Take the sultry, smooth timbre of Scarlett Johansson’s voice as Samantha, an intelligent operating system in the movie Her. Sure, you never actually saw the actress in the film, but, nonetheless, you instinctively knew her voice and she was able to make you believe that she was somehow ‘present.’ The iconic voice of Morgan Freeman has been paired with documentaries, making the issues unfolding on-screen appear that much more striking and significant. When he speaks, he doesn’t ask for our attention; he commands it. And hey, that’s probably why he’s made it to the semi-final round of our Greatest Voice tournament.
Yet, while we know of the profound impact that voices have on us and the many roles that they serve, there is still controversy over the science of machine language being used to generate synthetic voices that power the rapidly-evolving landscape of conversational personal assistants. Well – there is at least from one party: the voice-over actors. When companies will one day be able to design a voice of their choosing to reflect their specific brand’s characteristics, or even when Joe Schmo wants to create a voice for his robot girlfriend (no judgments), what role will voice actors play? For now at least, a pretty big one.
“Today’s talking phones and cars are almost human sounding. That’s because they are human. Or at least, they once were.” – The Verge
Besides being cast in roles in which they provide their voices for animated family movies, radio broadcast product endorsements or movie trailers showcasing the next blockbuster hit, voice actors are really the foundation upon which we build these futuristic voices. It’s one thing to simulate a voice, but to make it believable – to make it represent a humanlike entity that you want to converse with in the car and over tea – is another entirely. It involves countless hours of voice actors reading scripts comprised of a nonsensical strings of words and phrases, strategically crafted to reflect the peak of phonetically rich language. Then once these words and phrases are catalogued, a team of linguists are able to attach meaning to various data sets and eventually use a text-to-speech engine to generate speech that sounds scarily close to that of a voice actor, because, well, it was technically a voice actor’s expressivity that helped shape it. It’s a long and arduous yet wildly-rewarding process.

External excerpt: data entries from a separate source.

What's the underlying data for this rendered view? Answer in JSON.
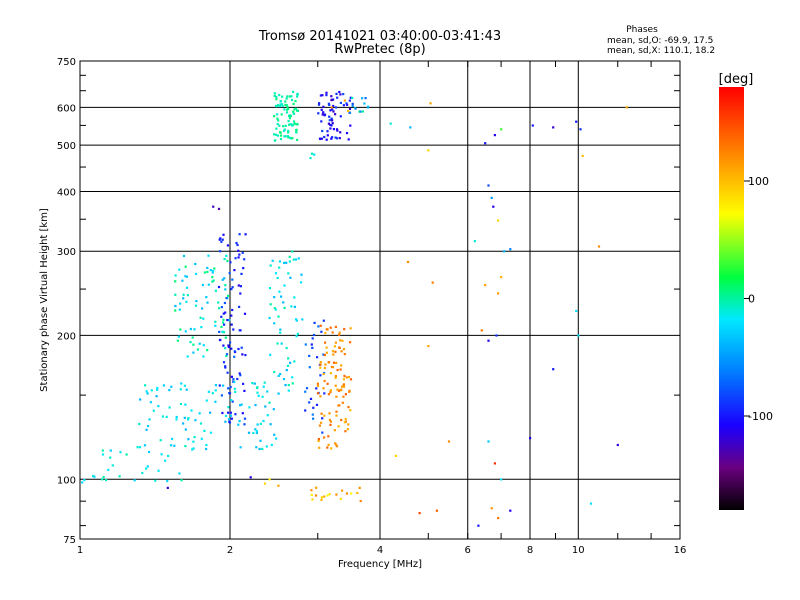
{
  "chart_data": {
    "type": "scatter",
    "title": "Tromsø 20141021 03:40:00-03:41:43",
    "subtitle": "RwPretec (8p)",
    "xlabel": "Frequency [MHz]",
    "ylabel": "Stationary phase Virtual Height [km]",
    "x_scale": "log",
    "y_scale": "log",
    "xlim": [
      1,
      16
    ],
    "ylim": [
      75,
      750
    ],
    "x_ticks": [
      1,
      2,
      4,
      6,
      8,
      10,
      16
    ],
    "x_tick_labels": [
      "1",
      "2",
      "4",
      "6",
      "8",
      "10",
      "16"
    ],
    "y_ticks": [
      75,
      100,
      200,
      300,
      400,
      500,
      600,
      750
    ],
    "y_tick_labels": [
      "75",
      "100",
      "200",
      "300",
      "400",
      "500",
      "600",
      "750"
    ],
    "grid": true,
    "stats": {
      "title": "Phases",
      "line1": "mean, sd,O: -69.9, 17.5",
      "line2": "mean, sd,X: 110.1, 18.2"
    },
    "colorbar": {
      "label": "[deg]",
      "range": [
        -180,
        180
      ],
      "ticks": [
        100,
        0,
        -100
      ],
      "tick_labels": [
        "100",
        "0",
        "-100"
      ]
    },
    "clusters": [
      {
        "x": [
          2.45,
          2.75
        ],
        "y": [
          510,
          650
        ],
        "phase": [
          -10,
          10
        ],
        "n": 90
      },
      {
        "x": [
          3.0,
          3.5
        ],
        "y": [
          510,
          650
        ],
        "phase": [
          -125,
          -80
        ],
        "n": 70
      },
      {
        "x": [
          3.4,
          3.8
        ],
        "y": [
          580,
          630
        ],
        "phase": [
          -90,
          10
        ],
        "n": 14
      },
      {
        "x": [
          1.55,
          2.0
        ],
        "y": [
          180,
          300
        ],
        "phase": [
          -40,
          10
        ],
        "n": 80
      },
      {
        "x": [
          1.9,
          2.15
        ],
        "y": [
          130,
          330
        ],
        "phase": [
          -115,
          -70
        ],
        "n": 90
      },
      {
        "x": [
          1.3,
          2.5
        ],
        "y": [
          115,
          160
        ],
        "phase": [
          -40,
          -5
        ],
        "n": 110
      },
      {
        "x": [
          2.4,
          2.8
        ],
        "y": [
          150,
          300
        ],
        "phase": [
          -40,
          0
        ],
        "n": 60
      },
      {
        "x": [
          2.8,
          3.1
        ],
        "y": [
          125,
          230
        ],
        "phase": [
          -100,
          -60
        ],
        "n": 30
      },
      {
        "x": [
          3.0,
          3.5
        ],
        "y": [
          115,
          210
        ],
        "phase": [
          100,
          140
        ],
        "n": 110
      },
      {
        "x": [
          1.0,
          1.6
        ],
        "y": [
          98,
          118
        ],
        "phase": [
          -30,
          0
        ],
        "n": 30
      },
      {
        "x": [
          2.9,
          3.7
        ],
        "y": [
          90,
          97
        ],
        "phase": [
          60,
          130
        ],
        "n": 18
      }
    ],
    "points": [
      {
        "x": [
          1.85,
          1.9
        ],
        "y": [
          372,
          368
        ],
        "phase": [
          -125,
          -130
        ]
      },
      {
        "x": [
          2.9,
          2.92,
          2.95
        ],
        "y": [
          470,
          480,
          478
        ],
        "phase": [
          -10,
          -5,
          -20
        ]
      },
      {
        "x": [
          3.2,
          3.4,
          3.45
        ],
        "y": [
          600,
          620,
          590
        ],
        "phase": [
          120,
          110,
          100
        ]
      },
      {
        "x": [
          4.2,
          4.6,
          5.0,
          5.05
        ],
        "y": [
          555,
          545,
          488,
          612
        ],
        "phase": [
          -10,
          -40,
          90,
          110
        ]
      },
      {
        "x": [
          6.5,
          6.8,
          7.0
        ],
        "y": [
          505,
          525,
          540
        ],
        "phase": [
          -100,
          -110,
          30
        ]
      },
      {
        "x": [
          6.6,
          6.7,
          6.75,
          6.9
        ],
        "y": [
          412,
          388,
          372,
          348
        ],
        "phase": [
          -80,
          -50,
          -110,
          90
        ]
      },
      {
        "x": [
          6.2,
          7.1,
          7.3
        ],
        "y": [
          315,
          300,
          303
        ],
        "phase": [
          -10,
          -40,
          -60
        ]
      },
      {
        "x": [
          6.5,
          6.9,
          7.0
        ],
        "y": [
          255,
          245,
          265
        ],
        "phase": [
          110,
          115,
          105
        ]
      },
      {
        "x": [
          6.4,
          6.6,
          6.85
        ],
        "y": [
          205,
          195,
          200
        ],
        "phase": [
          130,
          -110,
          -90
        ]
      },
      {
        "x": [
          8.1,
          8.9,
          9.9,
          10.1
        ],
        "y": [
          550,
          545,
          560,
          540
        ],
        "phase": [
          -100,
          -120,
          -100,
          -90
        ]
      },
      {
        "x": [
          10.0,
          10.2,
          12.5,
          11.0
        ],
        "y": [
          200,
          475,
          600,
          307
        ],
        "phase": [
          -20,
          100,
          110,
          120
        ]
      },
      {
        "x": [
          9.9,
          8.9,
          8.0,
          12.0
        ],
        "y": [
          225,
          170,
          122,
          118
        ],
        "phase": [
          -20,
          -100,
          -110,
          -120
        ]
      },
      {
        "x": [
          4.55,
          5.1,
          5.0,
          5.5
        ],
        "y": [
          285,
          258,
          190,
          120
        ],
        "phase": [
          120,
          130,
          110,
          120
        ]
      },
      {
        "x": [
          4.3,
          5.2,
          4.8
        ],
        "y": [
          112,
          86,
          85
        ],
        "phase": [
          90,
          140,
          150
        ]
      },
      {
        "x": [
          6.3,
          6.7,
          6.9,
          7.3
        ],
        "y": [
          80,
          87,
          83,
          86
        ],
        "phase": [
          -100,
          120,
          130,
          -110
        ]
      },
      {
        "x": [
          6.6,
          6.8,
          7.0
        ],
        "y": [
          120,
          108,
          100
        ],
        "phase": [
          -30,
          160,
          -20
        ]
      },
      {
        "x": [
          2.35,
          2.4,
          2.5,
          1.5,
          2.2
        ],
        "y": [
          98,
          100,
          97,
          96,
          101
        ],
        "phase": [
          90,
          80,
          110,
          -120,
          -110
        ]
      },
      {
        "x": [
          10.6
        ],
        "y": [
          89
        ],
        "phase": [
          -20
        ]
      }
    ]
  }
}
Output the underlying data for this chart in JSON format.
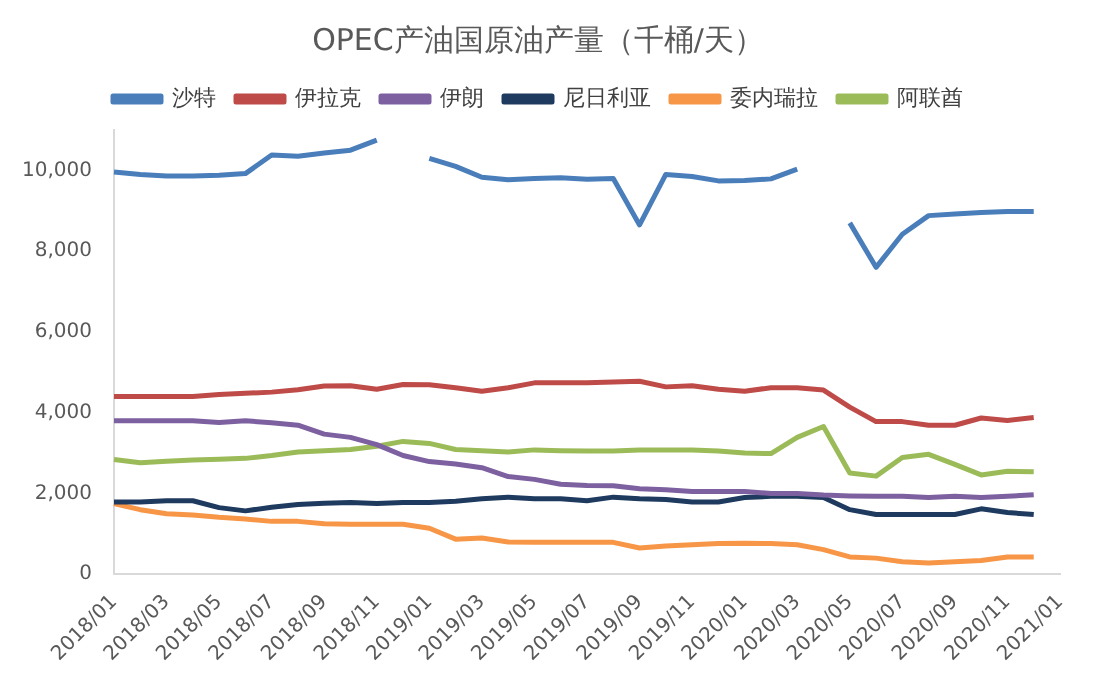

I have no doubt that the voices of Walt Disney as Mickey Mouse, Seth MacFarlane as Peter Griffin, and James Earl Jones as Darth Vader will live on in infamy; I wouldn’t even begin to make the case against it. But for now, we’re focused on something we find much more exciting: creating the voice that you hear coming out of your smartphone, PC, fridge, or any other connected device. And with the help of both voice actors and refined linguistic technology we are able to realize the once-seemingly impossible feat of giving computers a voice.